Students will discover the distances that many birds fly in order to find food and shelter in the rainforest canopy. These distances will be translated to a determined scale and presented visually.

Materials

- Research tools: bird books, maps, Internet, etc.
- Chalk

Procedure 1

  1. In groups of two or three, students will pick one local migratory bird to study. Using a variety of resources (books, maps and the internet), students will calculate the mileage and through what states and countries their bird travels from start to finish during migration.

  2. After the mileage has been estimated, students will come up with a standard scale to represent their calculations. For example: 100 miles = 1 foot.
  3. Space and weather permitting, all groups will create their own 'Bird Migration Map' on the playground using chalk. Each map will include a scale and a visual representation of where the bird takes off from and where it lands.

Challenge 2

Students will discover where the coffee in their neighborhood is made, how it is produced and by which method, sun or shade. The goal is for students to connect this information with the findings from the above challenge in order to grasp the importance of conserving rainforest habitat for migratory birds and all living things (i.e. trees, animals, insects, humans)..

Materials

- Coffee labels

Procedure 2

  1. Students will trace the origins of coffee sold or used in their neighborhood by looking at labels at home and/or in stores.
  2. Then, groups will research if the coffee is grown with sun or shade practices depending on the region in which it came from and information provided by the label.

Step 3B -- Create (Performance Tasks Related to Standard Indicators)

Challenge

Students will ask their parents or local store owners to buy shade-grown as opposed to sun grown coffee.

Materials

- Migratory information from Step 3A
- Paper

Procedure

Students will design brochures for parents or local store owners trying to convince them to sell or buy shade-grown coffee. Brochures should include migratory bird information from the first challenge and coffee research from the second challenge.

Step 4 -- Present (Edit Work/Students Present Projects)

Challenge

Students will practice public speaking.

Materials

- Brochures from Step 3B

Procedure

Students will distribute brochures and read them to the class.

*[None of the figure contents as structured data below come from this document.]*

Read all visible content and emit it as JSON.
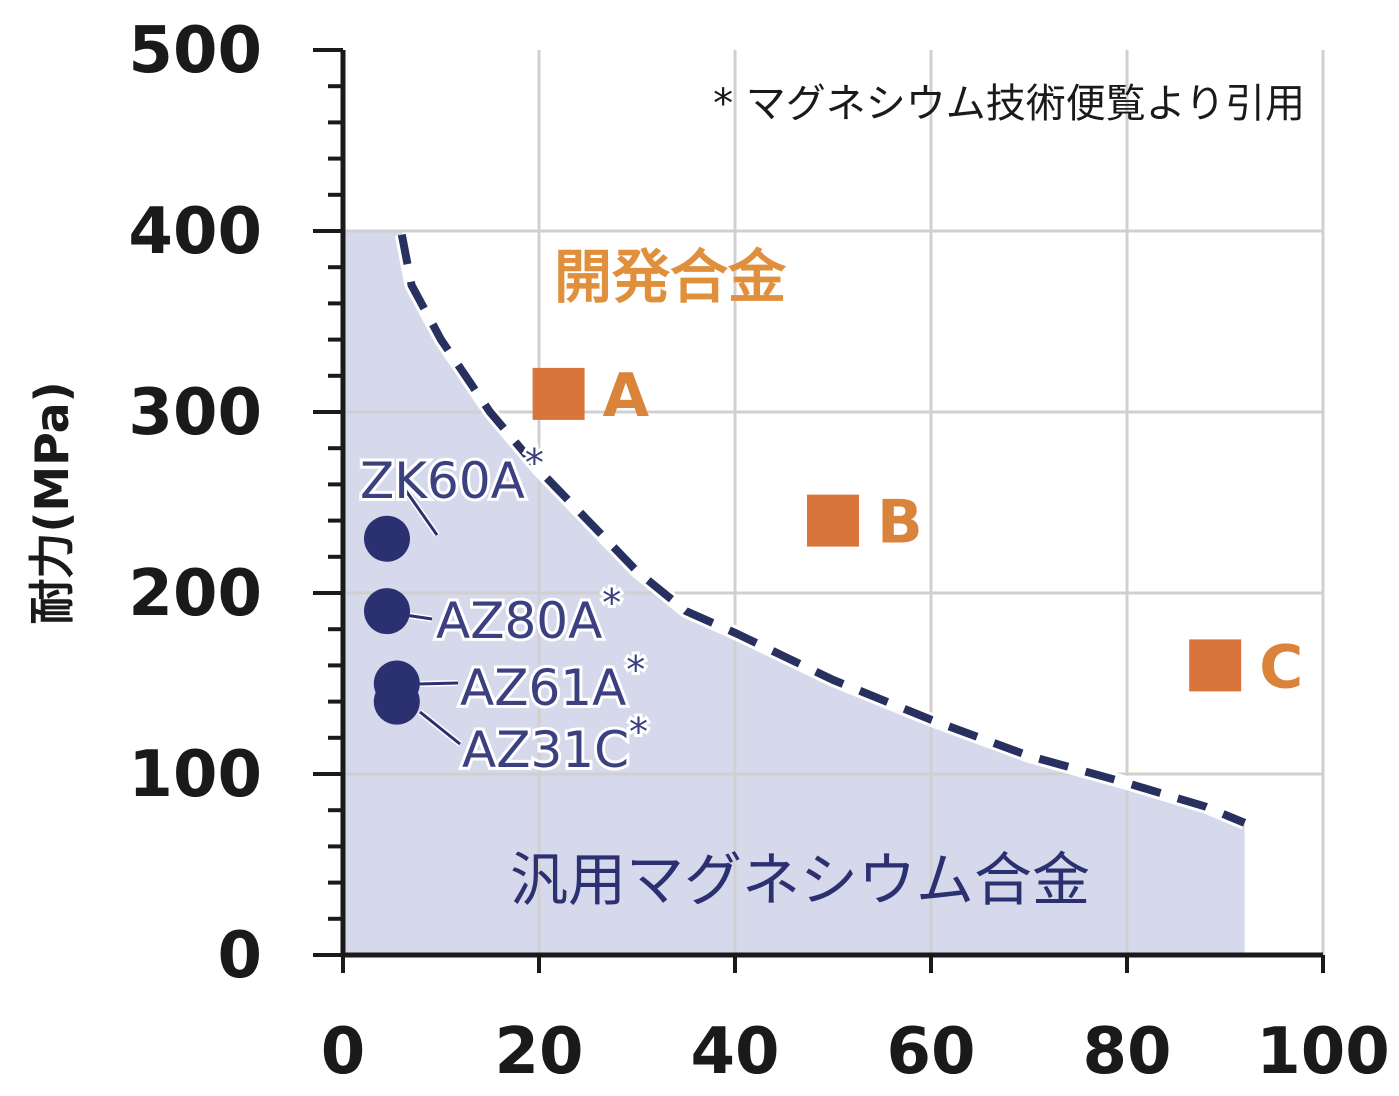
{
  "chart_data": {
    "type": "scatter",
    "ylabel": "耐力(MPa)",
    "xlabel": "",
    "xlim": [
      0,
      100
    ],
    "ylim": [
      0,
      500
    ],
    "x_ticks": [
      "0",
      "20",
      "40",
      "60",
      "80",
      "100"
    ],
    "y_ticks": [
      "0",
      "100",
      "200",
      "300",
      "400",
      "500"
    ],
    "grid": true,
    "annotation": "* マグネシウム技術便覧より引用",
    "regions": {
      "developed_label": "開発合金",
      "general_label": "汎用マグネシウム合金"
    },
    "boundary_curve": {
      "x": [
        6,
        7,
        10,
        15,
        20,
        25,
        30,
        35,
        40,
        50,
        60,
        70,
        80,
        88,
        92
      ],
      "y": [
        398,
        370,
        340,
        300,
        268,
        240,
        212,
        190,
        178,
        152,
        130,
        110,
        95,
        82,
        73
      ]
    },
    "series": [
      {
        "name": "汎用マグネシウム合金",
        "color": "#2b3170",
        "points": [
          {
            "label": "ZK60A",
            "marker": "*",
            "x": 5,
            "y": 230
          },
          {
            "label": "AZ80A",
            "marker": "*",
            "x": 5,
            "y": 190
          },
          {
            "label": "AZ61A",
            "marker": "*",
            "x": 6,
            "y": 150
          },
          {
            "label": "AZ31C",
            "marker": "*",
            "x": 6,
            "y": 140
          }
        ]
      },
      {
        "name": "開発合金",
        "color": "#d9743a",
        "points": [
          {
            "label": "A",
            "x": 22,
            "y": 310
          },
          {
            "label": "B",
            "x": 50,
            "y": 240
          },
          {
            "label": "C",
            "x": 89,
            "y": 160
          }
        ]
      }
    ],
    "colors": {
      "shade": "#d6d8ec",
      "curve": "#27305f",
      "grid": "#d0d0d0",
      "axis": "#1a1a1a",
      "region_label_dev": "#e0903c",
      "region_label_gen": "#2b3170",
      "point_label_blue": "#3a4080",
      "point_label_orange": "#d9843a"
    }
  }
}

The Rainforest Alliance curricula is unique in that it teaches language arts, math, science, social studies and the arts while addressing the Common Core State Standards (CCSS) for English language arts and mathematics. Our multidisciplinary curricula present information on forests, biodiversity, local communities and sustainable practices. Lessons provide a global perspective on the importance of protecting the world's natural resources, locally and globally, while giving students opportunities for direct action.

To help teachers seamlessly integrate our resources into their lesson plans, we have correlated our kindergarten through 8th grade and climate curriculum guides to the Common Core State Standards for both English language arts and mathematics. Please feel free to use these correlations to help guide you through these lessons, as well to help you identify extensions and adaptations to advance your work.

The Rainforest Alliance can help your school district incorporate local standards and closely align our curricula with the educational mandates in your region.

In addition to the above standards, the education program seeks to advance alignment opportunities with the US Partnership for Education for Sustainable Development; National Education for Sustainability (K-12) Student Learning Standards.